It’s a new year, and Americans need to talk. But communication is hard. It has always been hard, even between people who speak the same language.
It isn’t just the crazy, although in the era of Trump, crazy seems to dominate. A recent article in the Atlantic, titled “Let’s Talk About Trump’s Gibberish,” noted the insane stuff that comes out of his mouth and then becomes subject to the media’s “sane-washing.”
For too long, Trump has gotten away with pretending that his emotional issues are just part of some offbeat New York charm or an expression of his enthusiasm for public performance. But Trump is obviously unfit—and something is profoundly wrong with a political environment in which he can now say almost anything, no matter how weird, and his comments will get a couple of days of coverage and then a shrug, as if to say: Another day, another Trump rant about sharks.
The article quoted one of Trump’s frequent departures from rationality. In a campaign speech, his digression focused on a fanciful encounter with a shark. “I say, ‘What would happen if the boat sank from its weight and you’re in the boat, and you have this tremendously powerful battery, and the battery’s now underwater, and there’s a shark that’s approximately 10 yards over there?’”This bizzare detour from the ostensible subject of the speech went on–and on– with Trump clarifying that–assuming he had his choice, he’d rather be zapped than eaten.
Evidently, people who voted for Trump simply discount his looney-tunes digressions (along with yesterday’s list of appalling behaviors).

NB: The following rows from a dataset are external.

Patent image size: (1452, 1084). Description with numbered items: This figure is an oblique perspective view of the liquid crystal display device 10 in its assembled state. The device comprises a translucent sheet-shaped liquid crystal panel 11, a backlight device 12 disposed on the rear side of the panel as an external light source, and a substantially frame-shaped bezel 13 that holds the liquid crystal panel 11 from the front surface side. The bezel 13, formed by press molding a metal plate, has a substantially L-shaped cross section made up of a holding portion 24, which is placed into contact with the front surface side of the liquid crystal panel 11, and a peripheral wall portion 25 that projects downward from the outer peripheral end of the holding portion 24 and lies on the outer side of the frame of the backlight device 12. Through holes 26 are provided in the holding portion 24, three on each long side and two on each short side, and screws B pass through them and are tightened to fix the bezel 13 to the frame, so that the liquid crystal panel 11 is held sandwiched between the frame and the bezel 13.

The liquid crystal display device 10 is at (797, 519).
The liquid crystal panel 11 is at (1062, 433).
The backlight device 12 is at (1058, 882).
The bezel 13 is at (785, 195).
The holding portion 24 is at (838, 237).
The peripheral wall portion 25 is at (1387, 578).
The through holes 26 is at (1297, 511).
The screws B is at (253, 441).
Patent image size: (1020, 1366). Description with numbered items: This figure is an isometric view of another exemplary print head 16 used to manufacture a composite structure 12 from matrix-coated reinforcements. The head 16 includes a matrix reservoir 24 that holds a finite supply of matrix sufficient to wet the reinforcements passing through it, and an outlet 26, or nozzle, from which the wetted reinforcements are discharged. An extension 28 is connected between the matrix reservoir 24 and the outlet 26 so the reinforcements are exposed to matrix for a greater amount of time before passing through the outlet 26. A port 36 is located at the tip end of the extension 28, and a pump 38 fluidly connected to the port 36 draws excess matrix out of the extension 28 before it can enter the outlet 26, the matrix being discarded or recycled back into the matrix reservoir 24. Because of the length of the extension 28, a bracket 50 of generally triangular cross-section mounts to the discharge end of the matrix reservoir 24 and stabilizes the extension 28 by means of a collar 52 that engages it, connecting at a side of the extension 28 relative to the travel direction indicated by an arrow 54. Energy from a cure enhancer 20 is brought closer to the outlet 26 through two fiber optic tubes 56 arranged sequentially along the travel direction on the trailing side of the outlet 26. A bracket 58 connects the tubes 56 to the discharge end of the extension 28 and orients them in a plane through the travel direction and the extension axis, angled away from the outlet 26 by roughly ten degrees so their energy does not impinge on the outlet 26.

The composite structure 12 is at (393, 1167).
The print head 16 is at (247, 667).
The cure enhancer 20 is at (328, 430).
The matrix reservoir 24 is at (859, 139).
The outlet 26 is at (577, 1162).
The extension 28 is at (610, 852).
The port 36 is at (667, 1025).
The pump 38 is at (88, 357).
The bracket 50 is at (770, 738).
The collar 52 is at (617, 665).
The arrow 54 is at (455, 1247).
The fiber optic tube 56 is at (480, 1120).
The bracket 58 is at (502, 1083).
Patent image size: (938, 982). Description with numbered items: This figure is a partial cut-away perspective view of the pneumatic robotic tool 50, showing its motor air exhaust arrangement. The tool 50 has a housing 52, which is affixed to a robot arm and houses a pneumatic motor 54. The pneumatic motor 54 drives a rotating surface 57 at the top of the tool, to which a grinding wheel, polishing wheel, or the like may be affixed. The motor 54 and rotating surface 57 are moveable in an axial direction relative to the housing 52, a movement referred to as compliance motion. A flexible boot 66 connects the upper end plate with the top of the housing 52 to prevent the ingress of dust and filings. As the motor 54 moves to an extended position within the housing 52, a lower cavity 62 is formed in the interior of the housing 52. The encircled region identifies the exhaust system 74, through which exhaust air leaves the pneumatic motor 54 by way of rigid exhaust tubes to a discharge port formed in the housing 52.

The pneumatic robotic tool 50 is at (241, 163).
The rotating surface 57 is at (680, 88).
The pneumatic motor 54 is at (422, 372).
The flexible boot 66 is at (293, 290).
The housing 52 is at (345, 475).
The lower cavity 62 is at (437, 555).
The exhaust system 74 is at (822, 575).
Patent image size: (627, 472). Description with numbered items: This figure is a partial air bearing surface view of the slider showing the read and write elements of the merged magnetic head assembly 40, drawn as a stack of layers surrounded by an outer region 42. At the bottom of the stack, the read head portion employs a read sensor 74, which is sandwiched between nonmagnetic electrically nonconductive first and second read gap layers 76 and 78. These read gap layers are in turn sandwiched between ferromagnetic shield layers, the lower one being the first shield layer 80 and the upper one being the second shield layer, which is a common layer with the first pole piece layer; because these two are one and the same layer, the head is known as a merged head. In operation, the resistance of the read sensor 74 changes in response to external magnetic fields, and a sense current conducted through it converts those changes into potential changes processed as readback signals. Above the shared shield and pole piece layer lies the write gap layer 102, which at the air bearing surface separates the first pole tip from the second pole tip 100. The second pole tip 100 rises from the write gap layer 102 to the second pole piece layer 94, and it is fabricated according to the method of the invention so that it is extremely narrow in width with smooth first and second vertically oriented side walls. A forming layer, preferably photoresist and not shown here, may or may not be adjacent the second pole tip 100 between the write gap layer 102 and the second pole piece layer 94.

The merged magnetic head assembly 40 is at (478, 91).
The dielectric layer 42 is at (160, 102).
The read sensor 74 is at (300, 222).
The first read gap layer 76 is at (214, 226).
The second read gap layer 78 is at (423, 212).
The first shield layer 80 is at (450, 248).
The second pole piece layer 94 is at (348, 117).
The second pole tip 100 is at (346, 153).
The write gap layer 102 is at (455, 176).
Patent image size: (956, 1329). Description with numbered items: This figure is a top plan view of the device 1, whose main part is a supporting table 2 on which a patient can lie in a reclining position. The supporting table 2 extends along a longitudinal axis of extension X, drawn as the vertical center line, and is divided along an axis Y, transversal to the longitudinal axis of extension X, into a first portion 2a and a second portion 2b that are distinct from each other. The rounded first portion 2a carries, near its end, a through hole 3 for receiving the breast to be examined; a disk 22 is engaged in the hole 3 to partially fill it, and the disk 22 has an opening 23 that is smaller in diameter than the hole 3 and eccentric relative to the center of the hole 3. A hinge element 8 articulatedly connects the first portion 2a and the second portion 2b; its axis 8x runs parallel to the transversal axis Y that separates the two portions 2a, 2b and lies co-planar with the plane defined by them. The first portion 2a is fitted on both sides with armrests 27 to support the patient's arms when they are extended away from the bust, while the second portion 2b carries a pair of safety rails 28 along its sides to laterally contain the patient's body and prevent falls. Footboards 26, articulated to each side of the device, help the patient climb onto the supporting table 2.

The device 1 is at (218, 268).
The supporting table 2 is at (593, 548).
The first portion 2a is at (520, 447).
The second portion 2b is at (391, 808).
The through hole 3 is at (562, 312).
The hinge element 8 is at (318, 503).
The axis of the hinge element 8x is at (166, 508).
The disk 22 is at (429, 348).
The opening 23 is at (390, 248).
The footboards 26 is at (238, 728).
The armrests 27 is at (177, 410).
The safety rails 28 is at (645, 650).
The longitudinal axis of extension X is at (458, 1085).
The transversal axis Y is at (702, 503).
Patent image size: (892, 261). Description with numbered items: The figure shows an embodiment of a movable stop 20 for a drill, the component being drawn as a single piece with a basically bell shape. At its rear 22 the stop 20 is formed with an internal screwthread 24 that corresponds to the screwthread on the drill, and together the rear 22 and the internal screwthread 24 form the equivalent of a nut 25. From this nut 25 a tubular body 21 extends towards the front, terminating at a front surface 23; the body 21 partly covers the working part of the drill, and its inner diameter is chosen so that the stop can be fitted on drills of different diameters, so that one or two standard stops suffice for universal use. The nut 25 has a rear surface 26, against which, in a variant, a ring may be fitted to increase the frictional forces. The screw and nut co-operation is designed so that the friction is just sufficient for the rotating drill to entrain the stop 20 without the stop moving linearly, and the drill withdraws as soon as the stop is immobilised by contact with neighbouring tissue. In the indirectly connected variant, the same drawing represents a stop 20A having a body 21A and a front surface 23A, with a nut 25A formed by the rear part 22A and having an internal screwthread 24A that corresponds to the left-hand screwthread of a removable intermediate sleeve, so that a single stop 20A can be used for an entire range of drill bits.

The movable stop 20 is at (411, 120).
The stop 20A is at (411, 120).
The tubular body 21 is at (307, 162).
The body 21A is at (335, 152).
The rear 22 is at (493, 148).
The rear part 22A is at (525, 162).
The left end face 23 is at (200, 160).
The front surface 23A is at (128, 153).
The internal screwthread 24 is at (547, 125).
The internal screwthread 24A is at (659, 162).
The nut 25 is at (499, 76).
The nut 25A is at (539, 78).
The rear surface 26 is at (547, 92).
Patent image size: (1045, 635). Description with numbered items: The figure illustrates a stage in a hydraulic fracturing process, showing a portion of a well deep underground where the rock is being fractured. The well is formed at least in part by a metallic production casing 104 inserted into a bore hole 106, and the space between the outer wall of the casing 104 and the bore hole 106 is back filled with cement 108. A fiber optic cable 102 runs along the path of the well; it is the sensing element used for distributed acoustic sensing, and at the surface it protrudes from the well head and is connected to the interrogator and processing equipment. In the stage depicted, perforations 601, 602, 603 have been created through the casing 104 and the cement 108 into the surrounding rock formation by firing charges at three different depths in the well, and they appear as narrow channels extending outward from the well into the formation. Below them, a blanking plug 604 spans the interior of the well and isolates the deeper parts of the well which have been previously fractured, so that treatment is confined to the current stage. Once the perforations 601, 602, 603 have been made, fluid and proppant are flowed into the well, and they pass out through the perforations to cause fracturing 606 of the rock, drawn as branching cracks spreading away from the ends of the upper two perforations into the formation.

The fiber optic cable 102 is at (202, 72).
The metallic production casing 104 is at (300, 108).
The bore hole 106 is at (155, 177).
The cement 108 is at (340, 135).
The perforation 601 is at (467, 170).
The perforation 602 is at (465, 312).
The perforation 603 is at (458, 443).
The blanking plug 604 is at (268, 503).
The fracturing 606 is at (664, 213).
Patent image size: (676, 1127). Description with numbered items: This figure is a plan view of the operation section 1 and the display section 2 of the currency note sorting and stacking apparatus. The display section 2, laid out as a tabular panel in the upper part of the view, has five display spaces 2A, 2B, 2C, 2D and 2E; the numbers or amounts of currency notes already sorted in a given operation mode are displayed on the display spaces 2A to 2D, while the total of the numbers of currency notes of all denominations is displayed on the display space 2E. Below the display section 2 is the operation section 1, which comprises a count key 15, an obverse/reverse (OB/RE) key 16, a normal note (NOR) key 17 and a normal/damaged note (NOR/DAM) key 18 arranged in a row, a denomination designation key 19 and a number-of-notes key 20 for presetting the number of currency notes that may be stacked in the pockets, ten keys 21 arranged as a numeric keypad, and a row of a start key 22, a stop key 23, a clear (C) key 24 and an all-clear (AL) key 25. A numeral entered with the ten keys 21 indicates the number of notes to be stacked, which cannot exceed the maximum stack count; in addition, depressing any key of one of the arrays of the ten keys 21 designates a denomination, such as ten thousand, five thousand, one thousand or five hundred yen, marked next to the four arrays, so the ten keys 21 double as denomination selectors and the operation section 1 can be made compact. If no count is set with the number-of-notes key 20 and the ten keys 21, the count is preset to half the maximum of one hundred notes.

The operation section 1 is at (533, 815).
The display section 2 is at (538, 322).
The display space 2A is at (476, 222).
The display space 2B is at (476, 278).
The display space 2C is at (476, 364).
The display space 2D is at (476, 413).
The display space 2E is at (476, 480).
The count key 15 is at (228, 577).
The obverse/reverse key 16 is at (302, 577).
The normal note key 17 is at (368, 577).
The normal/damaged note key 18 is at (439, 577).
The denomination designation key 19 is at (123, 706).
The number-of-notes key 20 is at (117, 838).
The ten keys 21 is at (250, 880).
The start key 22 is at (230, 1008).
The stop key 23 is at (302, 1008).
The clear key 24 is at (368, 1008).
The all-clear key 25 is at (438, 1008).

More to the point, the proliferation of disinformation, distortion and click-bait has desensitized us to “communication” that ought to alarm us–or at least signal that the speaker is mentally ill.
What, if anything, can we do about an information environment rife with intentional lies and propaganda and the purposeful “flooding of the zone”? (I believe it was Hannah Arendt who observed that propaganda isn’t intended to make us believe X rather than Y–it’s meant to destroy our ability to believe anything.)
Countering the ocean of disinformation we swim in was the subject of a December article in Common Dreams.
It’s a crisis. America is now among 11 nations deemed most threatened by both mis-and disinformation.
Little wonder that almost 90% of us fear our country is on the “wrong track.” And, President-elect Trump has led the way with 492 suspect claims in just the first hundred days of his first presidency. Then, before the 2020 vote, in a single day he made 503 false or misleading claims. By term’s end he’d uttered 30,573 lies, reports The Washington Post.
Now, he is joined by his promoter Elon Musk who is flooding his own platform X with disinformation—for example, about the bipartisan end-of-year funding deal.
Irish philosopher Vittorio Bufacchi distinguishes between lies, which are about a particular event, and “post -truth,” which is a “shift to another reality” –one where facts simply don’t matter anymore.
The article tackles the important question: what can we do to restore the centrality of fact to our discourse?
One key will be more independent and public journalism, including PBS and NPR, driven not by narrow profit or partisan agendas. As local journalism—perhaps easiest to hold accountable—has suffered a sharp decline in the past decades, state and local governments can step up with financial support and incentives. Here, many peer nations can inspire us.
The article points to an experiment from New Zealand, which it calls a “unique approach.”
Since 1989, its Broadcast Standards Authority has offered an easily accessible, transparent online platform for any citizen to call out disinformation. The authority is tasked with investigating and requiring removal of what is both false and harmful material.
The BSA seems to have been both cautious and effective.
In the early years, complaints were upheld in 30% of cases. But by 2021-22, those upheld had shrunk to just under 5%. That’s a big change. And, a possible implication? Knowing one can be exposed for harmful lies can discourage perpetrators.
Such a mechanism would help the ordinary citizens who cannot afford the financial cost of a lawsuit for defamation, which is our (expensive) remedy for such harms. Requiring courses in media literacy in the schools is a longer-term but important effort.
The problem–as I have repeatedly noted–is our very human proclivity for confirmation bias. People who share Trump’s hatred for “others” and don’t want to believe he is unfit for public office will gravitate to sites that characterize his “shark” episodes as humor and his ugly attacks as “locker-room jokes.”
If “post truth” is “pre fascism,” as Timothy Snyder asserts, we’re in a lot of trouble.